In 2017, lawmakers sought to address physician scarcity and buprenorphine access by authorizing more providers to administer the drug. The Comprehensive Addiction and Recovery Act (CARA) created a waiver system that would allow NPs and PAs to prescribe and administer buprenorphine as a part of a MAT regimen.
This provision aimed to increase the number of clinicians prescribing the drug, ultimately making it easier for patients to actually gain access to the drug.
An assessment of federal data revealed that expanded waivers were a good step forward. Between 2016 and 2019, the number of clinicians authorized to prescribe MAT in rural areas increased by 111 percent, and NPs and PAs account for over half of that increase.
All said, nearly 12,000 NPs and PAs across the country received a buprenorphine waiver, with especially positive impacts on rural regions. NPs and PAs were the first waivered clinicians in 285 rural regions, ultimately serving 5.7 million patients.
“Though the spread of buprenorphine waivers among NPs and PAs was a national phenomenon, rural counties experienced the largest change in their workforce,” the researchers reported. “The majority of new waivered providers in rural areas in the period 2017–19 were NPs or PAs, and rural areas had by far the largest population gaining access to a clinician with a buprenorphine waiver.”
The bump in approved NP and PA prescribers may be the result of more than just the CARA. The researchers also observed a link between this influx of waivered NPs and broad scope of practice laws, or laws that outline the extent to which NPs and PAs have autonomy over their prescribing and practice.
Rural areas with broad scope of practice laws saw twice as many waivered NPs than areas with narrow laws.

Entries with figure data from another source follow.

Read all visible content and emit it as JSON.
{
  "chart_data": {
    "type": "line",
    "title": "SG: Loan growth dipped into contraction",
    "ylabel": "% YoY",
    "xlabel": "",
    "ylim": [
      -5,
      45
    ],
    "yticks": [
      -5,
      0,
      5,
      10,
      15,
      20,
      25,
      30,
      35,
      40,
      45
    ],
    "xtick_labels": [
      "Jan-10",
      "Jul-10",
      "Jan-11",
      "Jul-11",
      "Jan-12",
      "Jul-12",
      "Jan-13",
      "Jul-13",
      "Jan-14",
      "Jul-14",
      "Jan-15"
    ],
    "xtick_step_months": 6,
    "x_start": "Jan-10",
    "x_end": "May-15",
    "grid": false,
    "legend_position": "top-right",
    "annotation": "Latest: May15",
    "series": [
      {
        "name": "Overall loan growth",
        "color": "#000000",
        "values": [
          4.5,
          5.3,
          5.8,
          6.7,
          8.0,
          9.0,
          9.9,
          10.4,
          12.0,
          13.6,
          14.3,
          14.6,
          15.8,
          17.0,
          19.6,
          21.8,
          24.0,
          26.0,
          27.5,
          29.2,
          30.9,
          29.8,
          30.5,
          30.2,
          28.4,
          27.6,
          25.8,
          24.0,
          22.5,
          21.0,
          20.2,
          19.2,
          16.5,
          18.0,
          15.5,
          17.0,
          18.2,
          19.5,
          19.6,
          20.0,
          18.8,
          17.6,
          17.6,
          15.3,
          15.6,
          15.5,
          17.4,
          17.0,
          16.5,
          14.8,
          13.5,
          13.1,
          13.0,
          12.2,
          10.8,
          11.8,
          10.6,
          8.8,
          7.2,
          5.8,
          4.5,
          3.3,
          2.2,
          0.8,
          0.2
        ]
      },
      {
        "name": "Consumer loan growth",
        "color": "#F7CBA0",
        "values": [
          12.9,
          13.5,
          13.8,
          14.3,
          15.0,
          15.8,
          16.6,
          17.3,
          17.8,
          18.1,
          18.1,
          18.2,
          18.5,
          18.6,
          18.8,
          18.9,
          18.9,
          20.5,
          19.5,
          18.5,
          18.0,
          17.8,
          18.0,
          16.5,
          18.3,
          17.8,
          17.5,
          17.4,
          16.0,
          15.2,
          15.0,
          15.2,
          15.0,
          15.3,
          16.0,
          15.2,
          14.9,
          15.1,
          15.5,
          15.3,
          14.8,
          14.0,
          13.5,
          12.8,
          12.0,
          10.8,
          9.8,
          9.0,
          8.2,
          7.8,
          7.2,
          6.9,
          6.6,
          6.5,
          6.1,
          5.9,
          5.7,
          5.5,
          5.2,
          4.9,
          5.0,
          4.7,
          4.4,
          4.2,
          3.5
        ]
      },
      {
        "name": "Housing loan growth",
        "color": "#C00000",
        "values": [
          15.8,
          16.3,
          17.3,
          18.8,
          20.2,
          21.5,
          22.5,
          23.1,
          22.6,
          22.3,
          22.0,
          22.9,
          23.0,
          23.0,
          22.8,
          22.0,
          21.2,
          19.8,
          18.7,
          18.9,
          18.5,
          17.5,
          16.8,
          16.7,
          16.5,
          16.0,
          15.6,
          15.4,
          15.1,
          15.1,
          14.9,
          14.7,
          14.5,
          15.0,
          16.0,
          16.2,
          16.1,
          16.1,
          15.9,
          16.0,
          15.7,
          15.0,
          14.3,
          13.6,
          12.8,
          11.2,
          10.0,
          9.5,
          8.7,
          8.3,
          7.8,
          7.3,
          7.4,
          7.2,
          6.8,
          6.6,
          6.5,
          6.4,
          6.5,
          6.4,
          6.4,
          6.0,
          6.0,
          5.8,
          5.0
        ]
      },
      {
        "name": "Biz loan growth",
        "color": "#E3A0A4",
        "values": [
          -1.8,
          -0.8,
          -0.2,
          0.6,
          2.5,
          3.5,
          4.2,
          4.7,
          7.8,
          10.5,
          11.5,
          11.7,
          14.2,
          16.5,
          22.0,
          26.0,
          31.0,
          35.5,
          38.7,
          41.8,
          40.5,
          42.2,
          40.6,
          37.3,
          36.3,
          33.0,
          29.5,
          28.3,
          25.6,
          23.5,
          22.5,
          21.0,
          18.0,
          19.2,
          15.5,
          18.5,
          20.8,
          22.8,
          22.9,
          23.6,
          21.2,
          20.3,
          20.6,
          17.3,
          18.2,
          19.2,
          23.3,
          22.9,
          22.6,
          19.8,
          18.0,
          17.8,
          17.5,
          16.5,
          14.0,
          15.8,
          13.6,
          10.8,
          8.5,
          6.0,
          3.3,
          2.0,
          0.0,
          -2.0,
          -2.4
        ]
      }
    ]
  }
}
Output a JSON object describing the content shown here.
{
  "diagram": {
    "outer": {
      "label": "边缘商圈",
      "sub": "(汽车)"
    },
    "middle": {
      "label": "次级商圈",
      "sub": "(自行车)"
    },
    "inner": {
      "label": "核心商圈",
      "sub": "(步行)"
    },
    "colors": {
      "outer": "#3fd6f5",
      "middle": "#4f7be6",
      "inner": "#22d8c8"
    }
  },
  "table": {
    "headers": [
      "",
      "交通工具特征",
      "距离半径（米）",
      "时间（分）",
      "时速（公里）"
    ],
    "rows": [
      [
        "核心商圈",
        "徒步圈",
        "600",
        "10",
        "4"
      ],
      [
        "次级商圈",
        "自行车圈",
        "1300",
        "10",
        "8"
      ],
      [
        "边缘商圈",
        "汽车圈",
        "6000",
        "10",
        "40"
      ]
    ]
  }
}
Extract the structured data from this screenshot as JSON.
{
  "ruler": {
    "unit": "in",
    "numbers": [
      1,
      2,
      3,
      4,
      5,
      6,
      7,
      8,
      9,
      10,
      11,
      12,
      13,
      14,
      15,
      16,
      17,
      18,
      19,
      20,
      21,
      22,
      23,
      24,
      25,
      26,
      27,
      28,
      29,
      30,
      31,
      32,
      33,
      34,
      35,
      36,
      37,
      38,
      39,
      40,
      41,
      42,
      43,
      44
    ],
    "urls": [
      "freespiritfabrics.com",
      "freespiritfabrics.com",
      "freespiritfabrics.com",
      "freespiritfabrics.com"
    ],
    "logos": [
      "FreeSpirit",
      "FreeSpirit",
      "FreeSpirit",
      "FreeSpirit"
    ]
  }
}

The researchers did not observe the same association with PAs, likely a sign of either clinician group’s preferred specialties. While most NPs specialize in primary care and psychiatry, two areas in which clinicians usually prescribe buprenorphine, less than a quarter of PAs do the same.
More data is necessary to understand the full impact of an expanded clinician workforce authorized to prescribe buprenorphine, the researchers pointed out.

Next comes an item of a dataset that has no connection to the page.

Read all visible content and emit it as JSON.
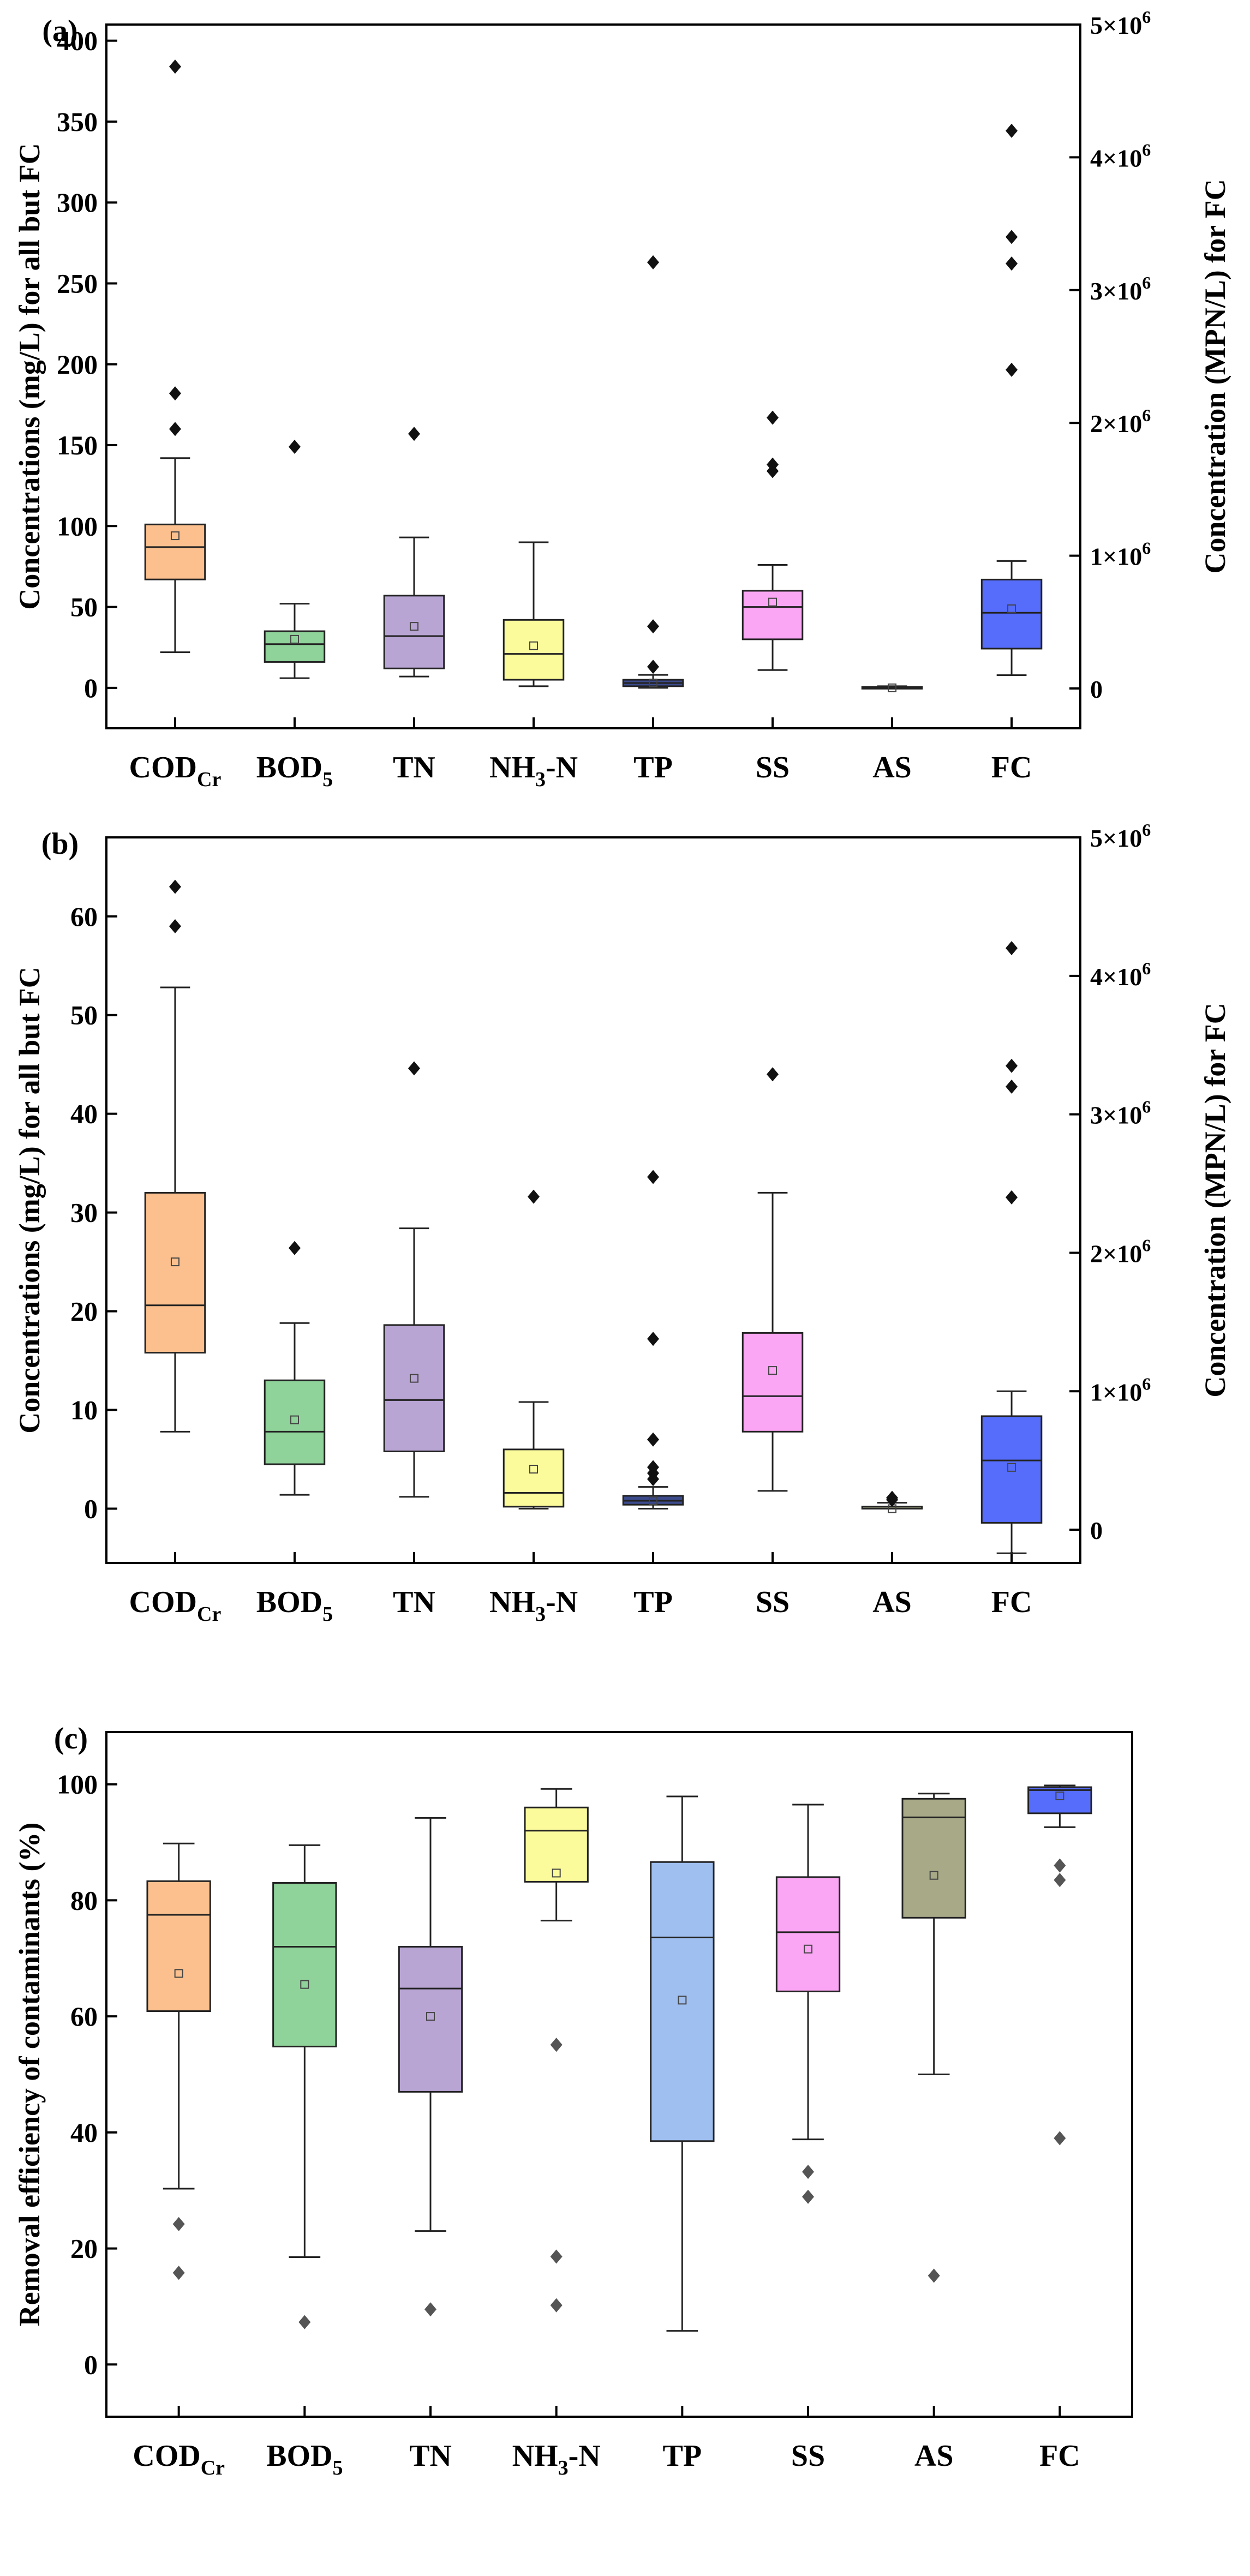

“Because our analysis did not assess prescribing, we were unable to examine the association between the change in the NP and PA workforce and prescribing of buprenorphine,” they said. “However, our results suggest that the Comprehensive Addiction and Recovery Act is having its intended effect, particularly in rural areas that had few or no clinicians with buprenorphine waivers before 2017.”
Future research may look at how many patients were actually able to access buprenorphine and MAT as a result of the CARA.
Nonetheless, these current results indicate a positive path forward for policymakers looking to address the opioid crisis.
“Patterns of waiver adoption after implementation of CARA show that the NP—and, to a more limited extent, the PA— workforce is a significant and rapidly growing resource for potentially expanding access to treatment for OUD,” the researchers concluded. “Given that NPs are more likely than physicians to treat rural, Medicaid-covered, and other vulnerable patient populations, lowering barriers for NPs to prescribe buprenorphine could improve access to buprenorphine in ways that expanded physician waivers might not achieve.”